Im Rahmen der Experten-Konferenz zu MiFID II, die in Frankfurt am 12. Juli 2017 unter der Federführung des VuV (Verband unabhängiger Vermögensverwalter Deutschland) stattfand, haben die Teilnehmer sich das Ziel gesetzt, für die Umsetzung der komplexen und sprachlich herausfordernden MiFID II-Vorgaben einen praktikablen Weg für die Branche aufzuzeigen.

Die etwa 30 Teilnehmer der Konferenz - bestehend aus Anwälten, Wirtschaftsprüfern, Vermögensverwaltern und Kooperationspartnern, wie etwa Depotbanken, KVGs und Softwareanbietern - sehen in MiFID II eine große intellektuelle Herausforderung.

„Vor allem der für den Vertrieb von einzelnen Anlagen konzipierte Zielmarktabgleich (Product Governance, beziehungsweise Produktfreigabeverfahren) aus ein auf Diversifikation und Risikoausgleich angelegtes Verwaltungsportfolio anzuwenden, stellt uns alle vor eine große Aufgabe“, fasst Nero Knapp, geschäftsführender Verbandsjustiziar des VuV zusammen.

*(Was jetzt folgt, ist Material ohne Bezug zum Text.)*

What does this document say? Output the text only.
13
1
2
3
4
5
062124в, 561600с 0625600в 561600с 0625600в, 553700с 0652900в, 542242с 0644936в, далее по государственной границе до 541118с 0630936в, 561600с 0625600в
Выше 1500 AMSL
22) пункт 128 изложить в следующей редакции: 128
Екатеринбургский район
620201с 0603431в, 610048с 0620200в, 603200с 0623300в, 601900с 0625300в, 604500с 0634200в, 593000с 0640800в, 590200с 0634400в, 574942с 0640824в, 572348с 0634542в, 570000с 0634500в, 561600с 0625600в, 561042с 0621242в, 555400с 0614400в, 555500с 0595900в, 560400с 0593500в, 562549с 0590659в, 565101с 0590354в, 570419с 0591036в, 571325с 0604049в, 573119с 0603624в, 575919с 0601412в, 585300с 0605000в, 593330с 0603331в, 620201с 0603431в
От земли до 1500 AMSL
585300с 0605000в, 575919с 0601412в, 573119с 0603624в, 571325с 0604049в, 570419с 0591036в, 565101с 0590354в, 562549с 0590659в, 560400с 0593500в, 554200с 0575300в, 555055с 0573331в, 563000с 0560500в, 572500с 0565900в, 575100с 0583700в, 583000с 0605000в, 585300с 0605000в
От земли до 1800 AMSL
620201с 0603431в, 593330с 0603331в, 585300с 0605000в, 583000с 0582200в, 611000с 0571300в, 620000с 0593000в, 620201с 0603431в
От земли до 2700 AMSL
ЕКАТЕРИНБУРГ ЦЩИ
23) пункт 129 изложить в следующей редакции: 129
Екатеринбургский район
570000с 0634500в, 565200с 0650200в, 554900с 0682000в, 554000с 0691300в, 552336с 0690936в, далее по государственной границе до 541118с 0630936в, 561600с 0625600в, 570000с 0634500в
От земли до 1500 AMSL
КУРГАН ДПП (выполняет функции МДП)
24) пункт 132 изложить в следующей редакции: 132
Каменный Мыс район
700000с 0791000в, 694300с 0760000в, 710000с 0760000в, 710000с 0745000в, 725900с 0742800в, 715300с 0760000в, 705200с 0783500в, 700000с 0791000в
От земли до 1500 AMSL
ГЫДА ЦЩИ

Vermögensverwaltung als „Stiefkind“ der Regulierung

Einig sei man sich auf der Konfernez gewesen, dass die Vermögensverwaltung von Skandalen weitgehend verschont geblieben ist und daher schon immer ein „Stiefkind“ der Regulierung war. Die Kehrseite sei aber, dass der Gesetzgeber die Branche gewissermaßen im Stich gelassen und keinerlei Regelungen getroffen habe, wie das Produktfreigabeverfahren im Rahmen einer auf Diversifikation ausgelegten Vermögensverwaltung konkret umgesetzt werden könne.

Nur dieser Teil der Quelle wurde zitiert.